In recent days Bush has stepped up his calls for action on an array of bills pending in the Senate, including measures that would increase energy conservation and exploration, grant him expanded powers in negotiating trade pacts and help businesses get terrorism insurance.
Last July, the House passed a ban on all human cloning -- the production of embryos that are the genetic twin of a donor. Many in the Senate oppose using cloning to create human beings, but support using the process to create embryonic stem cells that may be used for research and the potential treatment of many diseases.
The use of embryonic stem cells is controversial because extracting the cells kills a living human embryo. Bush decided in August that federal funding would be permitted only for stem cell cultures that then existed and which were made from embryos that were to be discarded by fertility clinics.

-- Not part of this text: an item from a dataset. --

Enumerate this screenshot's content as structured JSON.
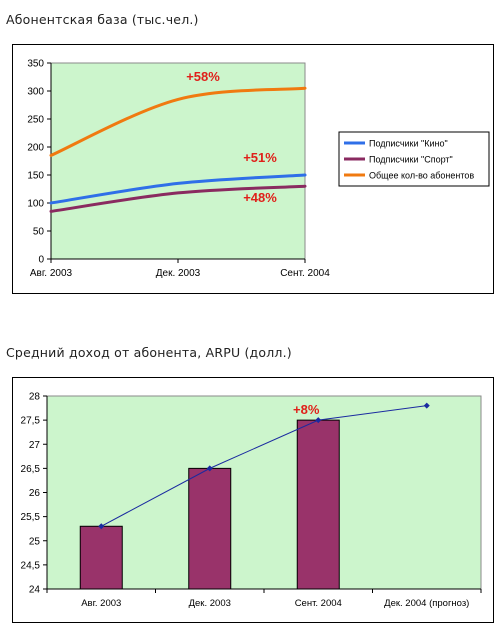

The movement for a ban got a significant boost Tuesday when Sen. Bill Frist, R-Tenn., said he would support the cloning ban legislation, which the Senate is expected to debate in the weeks ahead. Though not a surprise, the announcement from Frist, a heart-transplant surgeon, is important because his views on medical topics are respected by many in Congress.
Creating a human embryo "for reason of experimentation leads to destruction of that embryo and to me that is morally unacceptable," Frist told reporters.
Sen. Sam Brownback, R-Kan., told an anti-cloning rally on Capitol Hill Wednesday that a ban on human embryo cloning was "clearly a winnable issue."